Unverschämtheit. Als ob jetzt keine hübschen jungen … aber lassen wir das. Zurück auf die Strecke. Wie liegen wir im Rennen? Es zeichnet sich ab, dass der Fünf-Kilometer-Kurs inzwischen nicht mehr aus zwei Runden besteht (okay, ja, ist lange her), sondern so geschickt im Zickzack durch die Innenstadt führt, dass es eine große Runde ergibt. Also kann man nicht nach der Hälfte checken, wie man in der Zeit liegt. Auf der Kaiserstraße wird’s langsam anstrengend. Auf der Junghofstraße wächst die Verzweiflung – wir laufen doch vom Ziel weg! Die letzten Meter – so muss sich der Erstbesteiger des Mount Everest gefühlt haben.

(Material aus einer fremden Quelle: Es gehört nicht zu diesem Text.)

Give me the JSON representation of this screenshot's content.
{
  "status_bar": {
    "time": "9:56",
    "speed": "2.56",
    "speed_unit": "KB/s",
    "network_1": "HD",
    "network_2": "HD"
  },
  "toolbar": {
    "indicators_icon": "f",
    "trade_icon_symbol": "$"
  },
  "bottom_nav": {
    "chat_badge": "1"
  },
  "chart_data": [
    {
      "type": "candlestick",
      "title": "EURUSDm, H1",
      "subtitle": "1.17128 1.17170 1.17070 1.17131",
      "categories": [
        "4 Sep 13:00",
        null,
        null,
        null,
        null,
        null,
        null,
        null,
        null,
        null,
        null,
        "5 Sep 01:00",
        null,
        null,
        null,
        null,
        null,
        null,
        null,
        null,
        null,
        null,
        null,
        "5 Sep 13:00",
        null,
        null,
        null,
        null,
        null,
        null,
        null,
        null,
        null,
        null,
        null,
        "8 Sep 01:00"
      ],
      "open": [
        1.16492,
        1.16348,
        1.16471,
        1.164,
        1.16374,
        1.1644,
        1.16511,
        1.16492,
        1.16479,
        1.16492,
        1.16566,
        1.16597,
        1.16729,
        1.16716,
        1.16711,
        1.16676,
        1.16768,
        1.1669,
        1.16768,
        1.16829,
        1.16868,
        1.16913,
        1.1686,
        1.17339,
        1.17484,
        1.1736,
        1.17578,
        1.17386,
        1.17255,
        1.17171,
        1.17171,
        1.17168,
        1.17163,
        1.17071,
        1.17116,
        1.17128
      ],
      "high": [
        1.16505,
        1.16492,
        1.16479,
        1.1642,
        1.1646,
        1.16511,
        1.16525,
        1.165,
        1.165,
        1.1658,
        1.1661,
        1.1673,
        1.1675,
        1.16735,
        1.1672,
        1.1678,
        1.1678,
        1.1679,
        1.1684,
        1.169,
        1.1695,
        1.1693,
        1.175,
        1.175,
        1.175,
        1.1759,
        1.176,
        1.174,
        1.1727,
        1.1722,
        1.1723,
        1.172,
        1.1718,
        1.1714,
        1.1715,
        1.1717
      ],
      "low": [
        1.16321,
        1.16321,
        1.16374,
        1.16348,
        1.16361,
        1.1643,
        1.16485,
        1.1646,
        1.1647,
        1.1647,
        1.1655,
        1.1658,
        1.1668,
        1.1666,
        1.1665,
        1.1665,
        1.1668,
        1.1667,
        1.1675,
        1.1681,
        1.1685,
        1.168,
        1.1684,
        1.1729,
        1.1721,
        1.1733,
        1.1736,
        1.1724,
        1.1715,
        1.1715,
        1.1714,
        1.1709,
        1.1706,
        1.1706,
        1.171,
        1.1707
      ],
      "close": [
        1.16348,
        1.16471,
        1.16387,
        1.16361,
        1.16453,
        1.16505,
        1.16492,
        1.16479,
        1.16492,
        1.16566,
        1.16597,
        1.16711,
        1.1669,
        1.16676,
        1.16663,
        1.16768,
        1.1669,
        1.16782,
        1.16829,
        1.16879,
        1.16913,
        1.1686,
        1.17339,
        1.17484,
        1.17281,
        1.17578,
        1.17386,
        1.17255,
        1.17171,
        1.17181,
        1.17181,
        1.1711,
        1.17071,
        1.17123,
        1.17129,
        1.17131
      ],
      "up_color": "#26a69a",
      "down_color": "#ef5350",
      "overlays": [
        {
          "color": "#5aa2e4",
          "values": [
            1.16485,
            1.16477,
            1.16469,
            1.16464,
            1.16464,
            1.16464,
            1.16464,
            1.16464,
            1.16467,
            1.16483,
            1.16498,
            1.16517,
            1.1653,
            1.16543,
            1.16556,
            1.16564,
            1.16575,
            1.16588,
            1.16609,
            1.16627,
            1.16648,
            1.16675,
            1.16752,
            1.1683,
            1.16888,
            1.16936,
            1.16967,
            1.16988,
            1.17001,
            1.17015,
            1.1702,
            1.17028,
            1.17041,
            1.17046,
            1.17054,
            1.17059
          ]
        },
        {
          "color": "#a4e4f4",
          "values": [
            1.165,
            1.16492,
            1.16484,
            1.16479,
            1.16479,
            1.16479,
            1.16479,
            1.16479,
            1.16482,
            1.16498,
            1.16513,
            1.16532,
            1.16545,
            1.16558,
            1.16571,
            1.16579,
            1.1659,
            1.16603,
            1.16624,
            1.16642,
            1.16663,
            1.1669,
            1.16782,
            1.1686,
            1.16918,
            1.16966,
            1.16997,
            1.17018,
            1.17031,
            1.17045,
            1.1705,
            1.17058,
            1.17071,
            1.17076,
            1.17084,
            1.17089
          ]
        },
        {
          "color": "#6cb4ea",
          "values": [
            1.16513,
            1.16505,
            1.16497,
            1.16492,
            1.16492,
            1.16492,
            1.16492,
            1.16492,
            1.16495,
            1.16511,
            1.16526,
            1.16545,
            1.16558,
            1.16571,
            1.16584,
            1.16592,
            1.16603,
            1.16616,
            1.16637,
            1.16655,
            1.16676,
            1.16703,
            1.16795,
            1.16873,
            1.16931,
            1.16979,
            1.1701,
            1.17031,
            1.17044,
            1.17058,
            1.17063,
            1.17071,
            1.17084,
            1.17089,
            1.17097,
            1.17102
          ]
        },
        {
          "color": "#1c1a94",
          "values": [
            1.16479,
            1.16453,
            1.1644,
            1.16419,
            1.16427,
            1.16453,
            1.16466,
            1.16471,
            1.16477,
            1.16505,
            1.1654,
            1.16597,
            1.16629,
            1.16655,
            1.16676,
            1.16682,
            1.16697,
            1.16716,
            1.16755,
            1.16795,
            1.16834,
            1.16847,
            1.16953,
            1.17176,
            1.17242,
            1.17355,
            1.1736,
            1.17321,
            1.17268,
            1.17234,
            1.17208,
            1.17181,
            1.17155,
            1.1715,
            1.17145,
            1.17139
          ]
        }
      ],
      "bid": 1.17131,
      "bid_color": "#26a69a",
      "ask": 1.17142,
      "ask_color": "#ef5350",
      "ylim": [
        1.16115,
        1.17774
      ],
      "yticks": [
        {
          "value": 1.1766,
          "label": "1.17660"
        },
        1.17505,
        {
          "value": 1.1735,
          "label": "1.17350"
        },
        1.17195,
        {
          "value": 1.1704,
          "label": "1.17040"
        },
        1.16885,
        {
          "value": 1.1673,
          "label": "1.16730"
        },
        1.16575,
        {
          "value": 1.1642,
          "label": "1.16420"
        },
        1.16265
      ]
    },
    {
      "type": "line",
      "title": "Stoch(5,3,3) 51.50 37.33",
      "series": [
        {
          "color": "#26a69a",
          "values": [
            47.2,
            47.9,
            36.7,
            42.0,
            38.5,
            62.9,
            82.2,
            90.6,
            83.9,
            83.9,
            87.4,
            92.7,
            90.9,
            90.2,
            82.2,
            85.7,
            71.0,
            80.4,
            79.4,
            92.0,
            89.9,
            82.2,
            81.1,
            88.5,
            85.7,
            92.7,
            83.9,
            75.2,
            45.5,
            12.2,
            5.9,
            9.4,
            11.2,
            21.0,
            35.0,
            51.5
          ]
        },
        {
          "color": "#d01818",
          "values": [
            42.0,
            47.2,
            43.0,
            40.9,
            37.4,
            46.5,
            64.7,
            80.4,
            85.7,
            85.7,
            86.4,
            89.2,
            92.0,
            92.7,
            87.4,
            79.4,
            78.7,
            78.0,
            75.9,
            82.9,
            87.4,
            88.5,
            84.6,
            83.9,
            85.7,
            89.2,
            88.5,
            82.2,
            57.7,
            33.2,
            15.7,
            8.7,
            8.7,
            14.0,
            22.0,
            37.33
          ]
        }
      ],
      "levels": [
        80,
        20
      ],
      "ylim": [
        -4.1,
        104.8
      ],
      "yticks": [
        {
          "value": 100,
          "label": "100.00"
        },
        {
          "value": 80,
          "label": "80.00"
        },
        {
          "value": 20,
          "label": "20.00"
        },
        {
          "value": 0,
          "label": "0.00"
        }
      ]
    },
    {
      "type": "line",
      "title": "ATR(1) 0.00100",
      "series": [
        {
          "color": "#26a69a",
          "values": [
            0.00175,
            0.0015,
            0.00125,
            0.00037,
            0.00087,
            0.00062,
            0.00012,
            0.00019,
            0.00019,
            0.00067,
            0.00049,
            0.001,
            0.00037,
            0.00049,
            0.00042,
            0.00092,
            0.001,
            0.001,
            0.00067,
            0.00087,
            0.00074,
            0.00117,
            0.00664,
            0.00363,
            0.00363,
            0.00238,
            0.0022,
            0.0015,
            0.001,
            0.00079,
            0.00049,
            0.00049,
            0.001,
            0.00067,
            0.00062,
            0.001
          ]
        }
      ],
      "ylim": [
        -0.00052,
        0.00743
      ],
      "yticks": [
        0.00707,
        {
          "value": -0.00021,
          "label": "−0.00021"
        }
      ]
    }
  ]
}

Geschafft. 27:06 Minuten. Na ja. Zweieinhalb Minuten schlechter als damals. Aber da wurde ja noch in D-Mark gezählt. Und die ersten zwei Minuten waren Trippelschritte. Und … ach, egal. Schön war’s, auch mit Regen. Nur die vielen Plastikbecher, liebe Veranstalter, da müsst ihr euch bitte mal was einfallen lassen.